U.S. Sen. Daniel Inouye had a busy day Thursday, first greeting at Hickam Air Force Base on O’ahu the crew of the U.S. spy plane held for 12 days in China, and then jetting to Kaua’i for a series of meetings of the Kaua’i Economic Development Board.

Friday morning, he made another inter-island trek, something the 76-year-old Inouye seems to handle easily.

Even the senior senator from Hawai’i and ranking member of the U.S. Senate Committee on Appropriations Subcommittee on Defense couldn’t talk with the spy plane crew members before their two days of briefing and debriefing on O’ahu, followed by their return to their home base at Whidbey Island, Wash., where “families are eagerly waiting,” Inouye said.

Asked how much of a security risk was left on the ground in China in the form of the spy plane, he said it’s too early to tell.

“No one knows if intelligence is in jeopardy,” he said, adding that the the crew knew what couldn’t fall into Chinese hands and “destroyed what needed to be destroyed” before the landing.

Inouye effectively evaded a question about potential U.S. sanctions or any other actions to be undertaken as a result of the incident, and instead talked of local issues.

If a race for the U.S. House of Representatives seat next year has the incumbent, Democrat Patsy Mink, facing off with Republican Maryanne Kusaka, who would Inouye support?

“Patsy Mink. She’s my candidate,” Inouye, a Democrat, said without hesitation.

Kusaka, mayor of Kaua`i County, has been involved in past campaigns of Inouye, who isn’t up for re-election until 2004. Kusaka has been urged by state Republican Party officials to run against Mink.

On another subject, Inouye seemed offended when asked why some Native Hawaiian pro-sovereignty folks on Kaua’i and in the state may regard him as a traitor who once supported sovereignty efforts fully but has softened that stance over time.

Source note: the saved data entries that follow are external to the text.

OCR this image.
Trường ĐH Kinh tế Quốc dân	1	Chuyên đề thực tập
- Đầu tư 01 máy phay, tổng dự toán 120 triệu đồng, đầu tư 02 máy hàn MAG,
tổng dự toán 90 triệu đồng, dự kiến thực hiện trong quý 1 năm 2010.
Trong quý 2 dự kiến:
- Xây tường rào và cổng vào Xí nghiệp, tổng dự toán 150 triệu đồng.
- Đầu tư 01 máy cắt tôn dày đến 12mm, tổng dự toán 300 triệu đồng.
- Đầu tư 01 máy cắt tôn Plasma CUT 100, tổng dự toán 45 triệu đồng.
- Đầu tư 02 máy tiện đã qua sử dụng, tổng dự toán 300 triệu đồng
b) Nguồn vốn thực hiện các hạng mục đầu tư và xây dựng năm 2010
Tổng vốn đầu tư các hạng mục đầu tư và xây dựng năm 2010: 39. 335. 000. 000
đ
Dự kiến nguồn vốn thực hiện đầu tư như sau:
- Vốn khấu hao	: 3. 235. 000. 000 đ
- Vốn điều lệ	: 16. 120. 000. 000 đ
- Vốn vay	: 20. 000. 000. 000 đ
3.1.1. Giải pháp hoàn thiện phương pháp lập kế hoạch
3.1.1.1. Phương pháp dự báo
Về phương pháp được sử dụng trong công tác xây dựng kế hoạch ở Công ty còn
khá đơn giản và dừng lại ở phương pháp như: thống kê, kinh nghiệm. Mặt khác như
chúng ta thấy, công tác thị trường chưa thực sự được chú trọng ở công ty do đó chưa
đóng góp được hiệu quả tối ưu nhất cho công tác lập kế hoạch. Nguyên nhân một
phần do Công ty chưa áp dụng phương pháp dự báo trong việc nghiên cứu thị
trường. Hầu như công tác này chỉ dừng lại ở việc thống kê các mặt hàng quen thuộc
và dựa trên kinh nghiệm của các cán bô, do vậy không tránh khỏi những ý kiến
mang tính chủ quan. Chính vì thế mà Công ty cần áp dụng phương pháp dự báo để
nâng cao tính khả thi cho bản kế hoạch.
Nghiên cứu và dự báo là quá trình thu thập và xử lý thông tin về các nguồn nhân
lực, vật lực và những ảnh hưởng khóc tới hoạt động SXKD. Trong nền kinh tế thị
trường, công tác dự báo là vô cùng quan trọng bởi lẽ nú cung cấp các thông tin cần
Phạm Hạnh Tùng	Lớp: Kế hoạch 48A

“I was one of the first to bring up sovereignty, long before some of the hot shots complaining,” said Inouye, who as vice chairman of the U.S. Senate Committee on Indian Affairs has taken up many Native Hawaiian issues.

Further, through his efforts in Washington, D.C., he has funded or instituted many programs to benefit Native Hawaiians, Inouye added before entering his first meeting with the Kaua`i Economic Development Board at the Radisson Kaua’i Beach Resort here.